Surveys of the battleground states, where the White House is won, also tend to show the former president pulling away by an even wider margin, unnerving Democrats who are deeply fearful of a Trump second term. Earlier this month, the Cook Political Report, an elections prognosticator, moved three key swing states – Arizona, Georgia and Nevada – from “toss up” to “lean Republican”. In a recent CBS News/YouGov poll, Trump held an edge across seven swing states.

Fueling Democrats’ concerns were a pair of New York Times/Siena College state polls that showed Biden trailing Trump in the must-win battleground of Pennsylvania and narrowly leading him in Virginia, a state the president carried by 10 percentage points in 2020.

Hypothetical match-ups between an alternative Democratic nominee and Trump offer only marginal reason for optimism. Some polls have found the vice-president Kamala Harris running even with or slightly stronger than Biden, while other possible candidates have performed even better, though they do not have the name recognition or national profile that Harris does.

Deep polarization means there are only so many truly undecided voters whose choice will determine the outcome of the election – an estimated 6% of voters in six states.
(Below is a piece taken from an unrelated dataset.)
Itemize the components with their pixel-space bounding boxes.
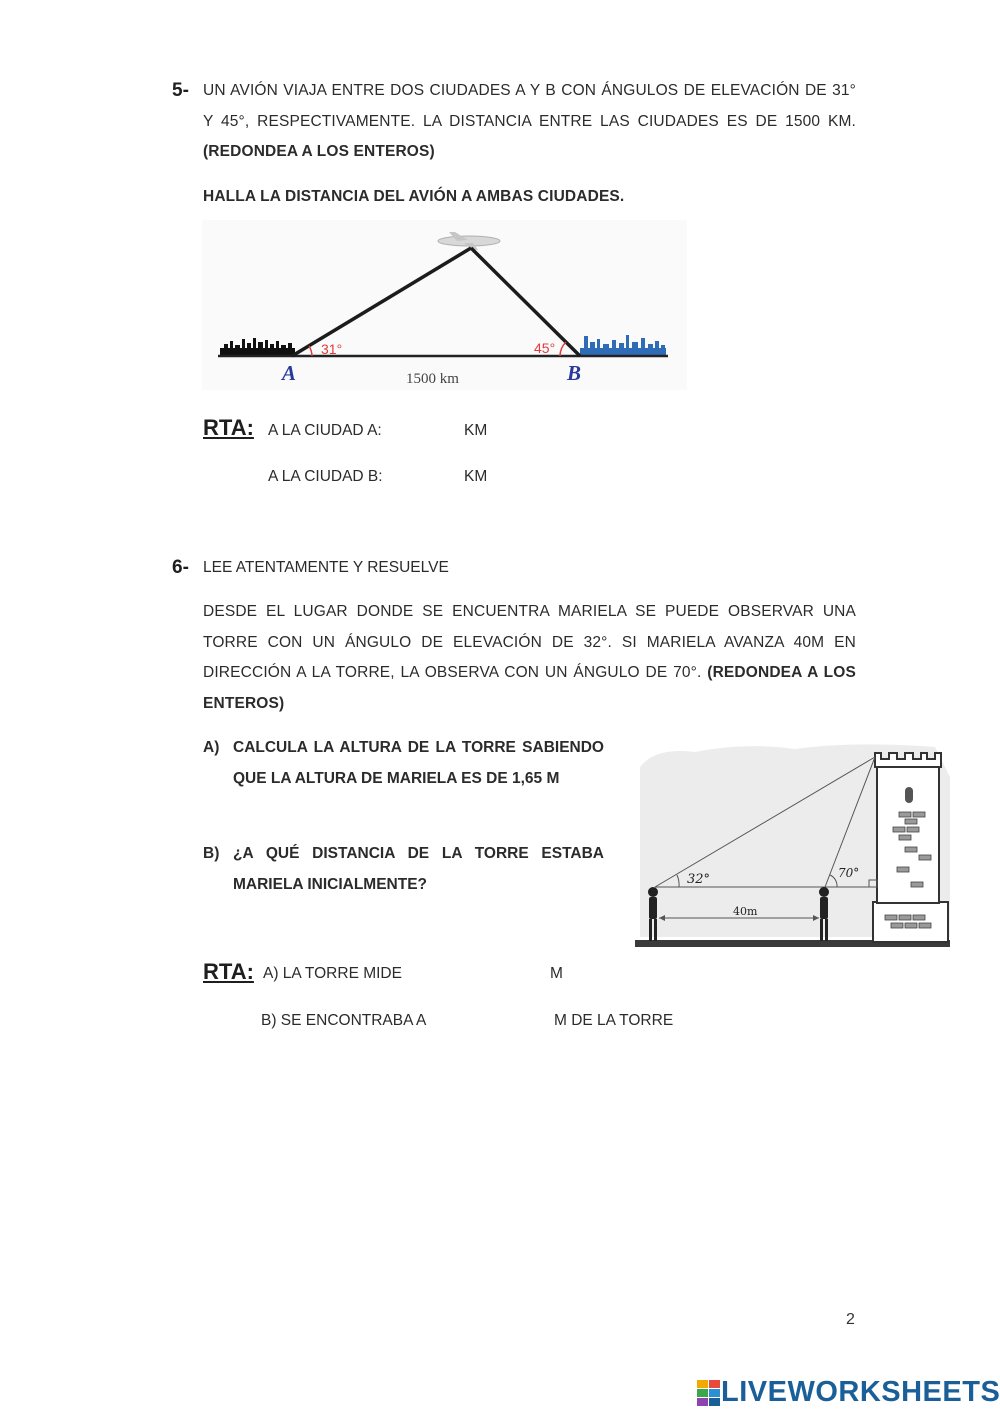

Many of them are so-called “double haters” meaning they strongly dislike both presidential candidates. The result is a dynamic in which huge political events – like Trump being convicted by a Manhattan jury of 34 felony counts or Biden’s disastrous debate performance last month that precipitated calls for his withdrawal – have had little impact on the overall trajectory of the race.

A new survey appears to support that pattern. A Reuters/Ipsos poll taken after the assassination attempt against Trump found no major shift in voter sentiment. According to the poll, Trump led Biden by 2 percentage points among registered voters, which was within the margin of error.
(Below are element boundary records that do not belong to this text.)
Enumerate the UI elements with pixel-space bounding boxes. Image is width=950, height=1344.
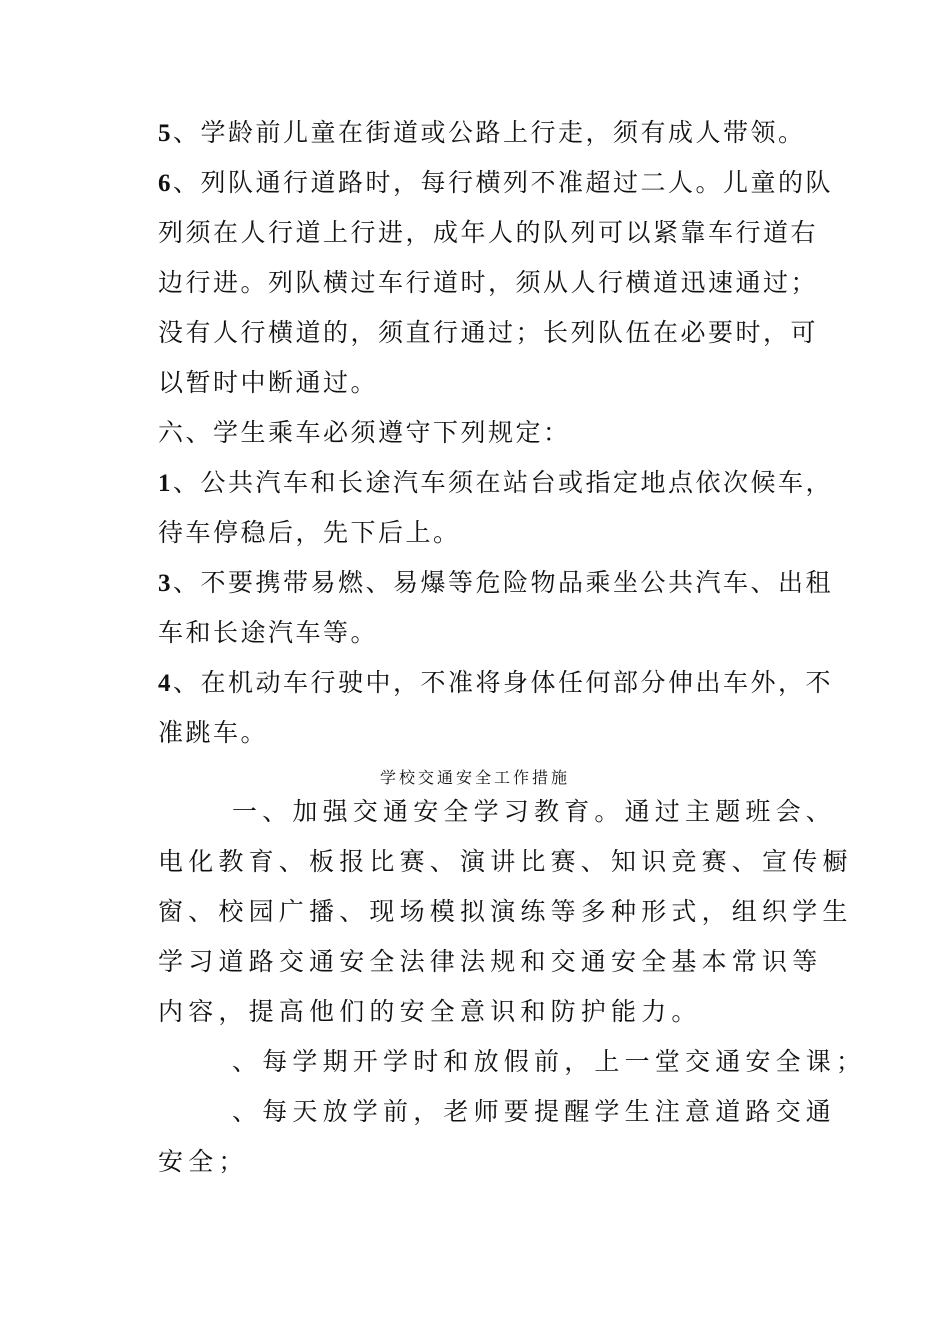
rule-text: 、学龄前儿童在街道或公路上行走，须有成人带领。 [173, 118, 806, 147]
rule-text: 、列队通行道路时，每行横列不准超过二人。儿童的队 [173, 168, 834, 197]
rule-number: 3 [158, 570, 173, 597]
rule-line [158, 318, 818, 348]
measure-line: 、每天放学前，老师要提醒学生注意道路交通 [232, 1097, 837, 1126]
measure-line: 安全； [158, 1147, 249, 1176]
rule-text: 待车停稳后，先下后上。 [158, 518, 461, 547]
rule-number: 5 [158, 120, 173, 147]
rule-text: 、在机动车行驶中，不准将身体任何部分伸出车外，不 [173, 668, 834, 697]
heading-text: 六、学生乘车必须遵守下列规定： [158, 418, 571, 447]
section-title: 学校交通安全工作措施 [379, 768, 570, 787]
rule-number: 4 [158, 670, 173, 697]
rule-text: 车和长途汽车等。 [158, 618, 379, 647]
measure-line: 、每学期开学时和放假前，上一堂交通安全课； [232, 1047, 867, 1076]
rule-text: 边行进。列队横过车行道时，须从人行横道迅速通过； [158, 268, 819, 297]
rule-line [158, 168, 833, 199]
rule-text: 准跳车。 [158, 718, 269, 747]
rule-line [158, 618, 378, 648]
measure-line: 学习道路交通安全法律法规和交通安全基本常识等 [158, 947, 823, 976]
measure-line: 内容，提高他们的安全意识和防护能力。 [158, 997, 702, 1026]
rule-number: 1 [158, 470, 173, 497]
rule-line [158, 218, 818, 248]
rule-number: 6 [158, 170, 173, 197]
rule-line [158, 668, 833, 699]
rule-text: 列须在人行道上行进，成年人的队列可以紧靠车行道右 [158, 218, 819, 247]
rule-line [158, 518, 461, 548]
rule-text: 没有人行横道的，须直行通过；长列队伍在必要时，可 [158, 318, 819, 347]
measure-line: 一、加强交通安全学习教育。通过主题班会、 [232, 797, 837, 826]
rule-line [158, 368, 378, 398]
rule-line [158, 468, 833, 499]
measure-line: 窗、校园广播、现场模拟演练等多种形式，组织学生 [158, 897, 853, 926]
rule-text: 以暂时中断通过。 [158, 368, 379, 397]
rule-text: 、公共汽车和长途汽车须在站台或指定地点依次候车， [173, 468, 834, 497]
rule-line [158, 268, 818, 298]
rule-line [158, 568, 833, 599]
rule-line [158, 718, 268, 748]
rule-line [158, 118, 806, 149]
rule-text: 、不要携带易燃、易爆等危险物品乘坐公共汽车、出租 [173, 568, 834, 597]
measure-line: 电化教育、板报比赛、演讲比赛、知识竞赛、宣传橱 [158, 847, 853, 876]
section-heading [158, 418, 571, 448]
By other metrics, Trump is in a considerably more desirable position. While both candidates are deeply unpopular, voters believe they will be better off economically under a Trump presidency. They trust the former president more on key issues, including the handling of inflation, immigration and, to a lesser extent, matters of foreign policy, an area Biden counts among his strong suits. More voters trust Biden on abortion policy and express confidence in his ability to work with members of the opposing party, which Americans say they want from their elected officials.

The CBS News poll, meanwhile, found that just 28% of voters think Biden has the mental and cognitive health to serve as president. By contrast, nearly half of voters agreed that the 78-year-old former president had the mental acuity to serve as president. More Republicans than Democrats say they will definitely vote this year, it found, which tracks with polling that shows Trump voters are much more enthusiastic about their nominee than Biden voters are about theirs.

According to a poll by the Pew Research Center, 63% of voters describe both Biden and Trump as embarrassing, while roughly a quarter said they consider Biden “mentally sharp” – down from 53% in 2021. The survey found Trump with a 4 percentage point lead over Biden nationally.

As Biden publicly fights for his political survival, he has dismissed his detractors as “elites” and members of Washington DC’s “chattering class” who have long underestimated him. Yet a survey by AP-NORC Center for Public Affairs Research this week found that among his own supporters, two-thirds of Democrats now say he should not be the nominee.

In a Friday interview on MSNBC, as more Democrats came forward to call on Biden to end his re-election bid, his campaign chair, Jen O’Malley Dillon, said they were taking into account the “full picture”. She argued that the assessment should include, she argued, the “100,000 door-knocks” the campaign completed across the battleground states this week.

“We are not sitting back with our head in the sand without recognizing this has been a tough couple of weeks,” she said, adding: “We’re looking at analytics, we’re looking at polling, we’re seeing what a lot of people are seeing, of course.”

But, she insisted: “When you get to the bottom and the heart of what we are doing every day from the campaign, and we are dealing with the voters that are in battleground states, they have questions, but they are staying with Joe Biden, and our numbers are showing that.”